The case hinges on allegations that lax security measures among both airline and security companies factored into the attacks that caused business-related and property damage losses. Hellerstein may decide the case as early as this week.
Lawyers representing the airlines argue in pleadings filed with the court that the payments made by the insurance companies were for the same category of losses that Silverstein has sought in his lawsuit against the airlines. Efforts to reach lawyers representing the airlines as well as Silverstein's lawyers were not immediately successful.
The lawsuit against the airlines is not the first case filed by Silverstein that relates to the attacks of 9/11. In August 2009, a federal court found that insurers who paid billions in claims for Sept. 11 could make subrogation claims against entities they considered liable for damage.

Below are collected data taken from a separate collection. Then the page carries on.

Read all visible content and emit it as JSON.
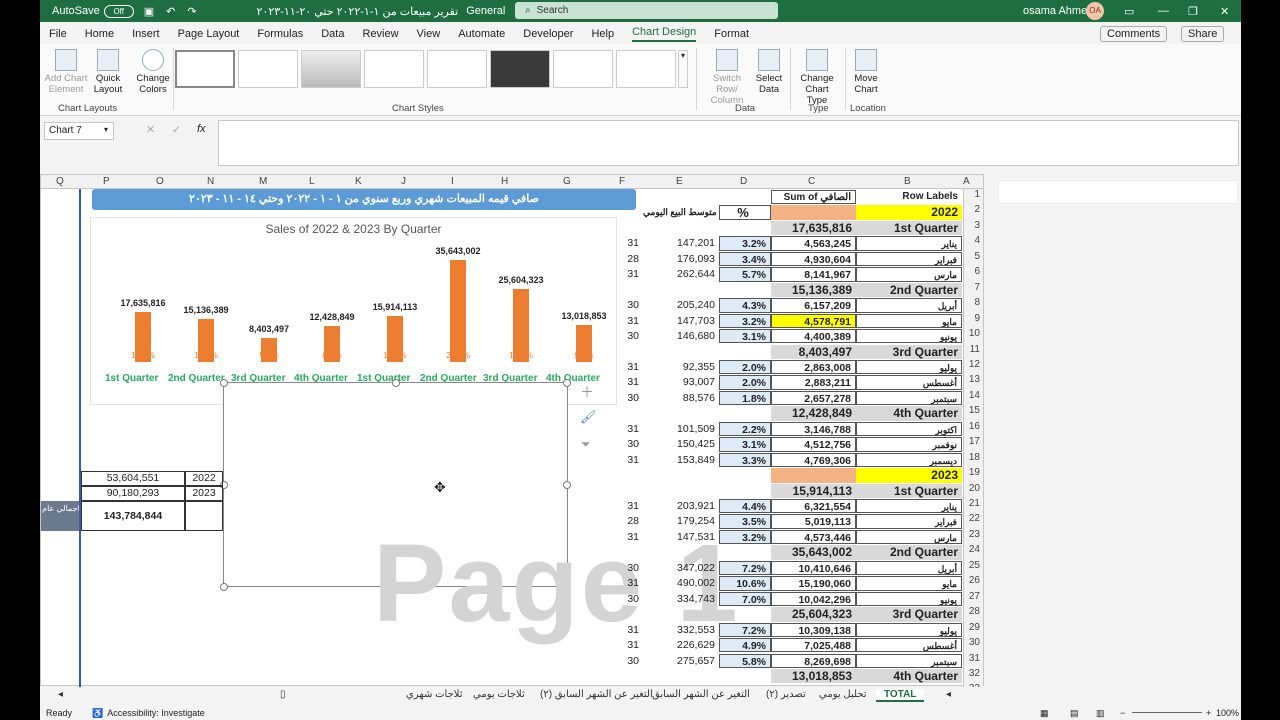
{
  "title_bar": {
    "autosave": "AutoSave",
    "toggle": "Off",
    "doc_title": "تقرير مبيعات من ١-١-٢٠٢٢ حتي ٢٠-١١-٢٠٢٣",
    "sensitivity": "General",
    "search_placeholder": "Search",
    "user": "osama Ahmed",
    "initials": "OA"
  },
  "menu": [
    "File",
    "Home",
    "Insert",
    "Page Layout",
    "Formulas",
    "Data",
    "Review",
    "View",
    "Automate",
    "Developer",
    "Help",
    "Chart Design",
    "Format"
  ],
  "menu_active": "Chart Design",
  "menu_right": {
    "comments": "Comments",
    "share": "Share"
  },
  "ribbon": {
    "add_chart_element": "Add Chart Element",
    "quick_layout": "Quick Layout",
    "change_colors": "Change Colors",
    "group_layouts": "Chart Layouts",
    "group_styles": "Chart Styles",
    "switch": "Switch Row/ Column",
    "select_data": "Select Data",
    "group_data": "Data",
    "change_type": "Change Chart Type",
    "group_type": "Type",
    "move_chart": "Move Chart",
    "group_location": "Location"
  },
  "name_box": "Chart 7",
  "columns": [
    "Q",
    "P",
    "O",
    "N",
    "M",
    "L",
    "K",
    "J",
    "I",
    "H",
    "G",
    "F",
    "E",
    "D",
    "C",
    "B",
    "A"
  ],
  "banner": "صافي قيمه المبيعات شهري وربع سنوي من ١ - ١ - ٢٠٢٢ وحتي ١٤ - ١١ - ٢٠٢٣",
  "chart_data": {
    "type": "bar",
    "title": "Sales of 2022 & 2023 By Quarter",
    "categories": [
      "1st Quarter",
      "2nd Quarter",
      "3rd Quarter",
      "4th Quarter",
      "1st Quarter",
      "2nd Quarter",
      "3rd Quarter",
      "4th Quarter"
    ],
    "value_labels": [
      "17,635,816",
      "15,136,389",
      "8,403,497",
      "12,428,849",
      "15,914,113",
      "35,643,002",
      "25,604,323",
      "13,018,853"
    ],
    "values": [
      17635816,
      15136389,
      8403497,
      12428849,
      15914113,
      35643002,
      25604323,
      13018853
    ],
    "percent_labels": [
      "12.3%",
      "10.5%",
      "5.8%",
      "8.6%",
      "11.1%",
      "24.8%",
      "17.8%",
      "9.1%"
    ],
    "color": "#ed7d31"
  },
  "summary": {
    "v2022": "53,604,551",
    "y2022": "2022",
    "v2023": "90,180,293",
    "y2023": "2023",
    "total": "143,784,844",
    "total_label": "اجمالي عام"
  },
  "pivot_headers": {
    "sum_of": "Sum of",
    "net": "الصافي",
    "row_labels": "Row Labels",
    "avg": "متوسط البيع اليومي",
    "pct": "%"
  },
  "rows": [
    {
      "r": "2",
      "b": "Row Labels",
      "c": "Sum of الصافي",
      "d": "",
      "e": "",
      "f": ""
    },
    {
      "r": "3",
      "b": "2022",
      "c": "",
      "d": "%",
      "e": "متوسط البيع اليومي",
      "f": ""
    },
    {
      "r": "4",
      "b": "1st Quarter",
      "c": "17,635,816",
      "d": "",
      "e": "",
      "f": ""
    },
    {
      "r": "5",
      "b": "يناير",
      "c": "4,563,245",
      "d": "3.2%",
      "e": "147,201",
      "f": "31"
    },
    {
      "r": "6",
      "b": "فبراير",
      "c": "4,930,604",
      "d": "3.4%",
      "e": "176,093",
      "f": "28"
    },
    {
      "r": "7",
      "b": "مارس",
      "c": "8,141,967",
      "d": "5.7%",
      "e": "262,644",
      "f": "31"
    },
    {
      "r": "8",
      "b": "2nd Quarter",
      "c": "15,136,389",
      "d": "",
      "e": "",
      "f": ""
    },
    {
      "r": "9",
      "b": "أبريل",
      "c": "6,157,209",
      "d": "4.3%",
      "e": "205,240",
      "f": "30"
    },
    {
      "r": "10",
      "b": "مايو",
      "c": "4,578,791",
      "d": "3.2%",
      "e": "147,703",
      "f": "31"
    },
    {
      "r": "11",
      "b": "يونيو",
      "c": "4,400,389",
      "d": "3.1%",
      "e": "146,680",
      "f": "30"
    },
    {
      "r": "12",
      "b": "3rd Quarter",
      "c": "8,403,497",
      "d": "",
      "e": "",
      "f": ""
    },
    {
      "r": "13",
      "b": "يوليو",
      "c": "2,863,008",
      "d": "2.0%",
      "e": "92,355",
      "f": "31"
    },
    {
      "r": "14",
      "b": "أغسطس",
      "c": "2,883,211",
      "d": "2.0%",
      "e": "93,007",
      "f": "31"
    },
    {
      "r": "15",
      "b": "سبتمبر",
      "c": "2,657,278",
      "d": "1.8%",
      "e": "88,576",
      "f": "30"
    },
    {
      "r": "16",
      "b": "4th Quarter",
      "c": "12,428,849",
      "d": "",
      "e": "",
      "f": ""
    },
    {
      "r": "17",
      "b": "اكتوبر",
      "c": "3,146,788",
      "d": "2.2%",
      "e": "101,509",
      "f": "31"
    },
    {
      "r": "18",
      "b": "نوفمبر",
      "c": "4,512,756",
      "d": "3.1%",
      "e": "150,425",
      "f": "30"
    },
    {
      "r": "19",
      "b": "ديسمبر",
      "c": "4,769,306",
      "d": "3.3%",
      "e": "153,849",
      "f": "31"
    },
    {
      "r": "20",
      "b": "2023",
      "c": "",
      "d": "",
      "e": "",
      "f": ""
    },
    {
      "r": "21",
      "b": "1st Quarter",
      "c": "15,914,113",
      "d": "",
      "e": "",
      "f": ""
    },
    {
      "r": "22",
      "b": "يناير",
      "c": "6,321,554",
      "d": "4.4%",
      "e": "203,921",
      "f": "31"
    },
    {
      "r": "23",
      "b": "فبراير",
      "c": "5,019,113",
      "d": "3.5%",
      "e": "179,254",
      "f": "28"
    },
    {
      "r": "24",
      "b": "مارس",
      "c": "4,573,446",
      "d": "3.2%",
      "e": "147,531",
      "f": "31"
    },
    {
      "r": "25",
      "b": "2nd Quarter",
      "c": "35,643,002",
      "d": "",
      "e": "",
      "f": ""
    },
    {
      "r": "26",
      "b": "أبريل",
      "c": "10,410,646",
      "d": "7.2%",
      "e": "347,022",
      "f": "30"
    },
    {
      "r": "27",
      "b": "مايو",
      "c": "15,190,060",
      "d": "10.6%",
      "e": "490,002",
      "f": "31"
    },
    {
      "r": "28",
      "b": "يونيو",
      "c": "10,042,296",
      "d": "7.0%",
      "e": "334,743",
      "f": "30"
    },
    {
      "r": "29",
      "b": "3rd Quarter",
      "c": "25,604,323",
      "d": "",
      "e": "",
      "f": ""
    },
    {
      "r": "30",
      "b": "يوليو",
      "c": "10,309,138",
      "d": "7.2%",
      "e": "332,553",
      "f": "31"
    },
    {
      "r": "31",
      "b": "أغسطس",
      "c": "7,025,488",
      "d": "4.9%",
      "e": "226,629",
      "f": "31"
    },
    {
      "r": "32",
      "b": "سبتمبر",
      "c": "8,269,698",
      "d": "5.8%",
      "e": "275,657",
      "f": "30"
    },
    {
      "r": "33",
      "b": "4th Quarter",
      "c": "13,018,853",
      "d": "",
      "e": "",
      "f": ""
    }
  ],
  "watermark": "Page 1",
  "sheet_tabs": [
    "TOTAL",
    "تحليل يومي",
    "تصدير (٢)",
    "التغير عن الشهر السابق",
    "التغير عن الشهر السابق (٢)",
    "ثلاجات يومي",
    "ثلاجات شهري"
  ],
  "status": {
    "ready": "Ready",
    "accessibility": "Accessibility: Investigate",
    "zoom": "100%"
  }
}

A mediator in February established the $1.2 billion settlement price in the property damages master case, discounting it sharply after deciding that contention and disagreement among the "scores of insurers" would prohibit a negotiated settlement. The allocation of the settlement proceeds and the defendants' available coverage limits have been sealed under court order jointly requested by those involved.
In 2010, Silverstein filed a challenge to a $1.2 billion settlement in a Sept. 11 property damages case involving dozens of insurers over concern that it could exhaust coverage limits before his own company's related claims are addressed.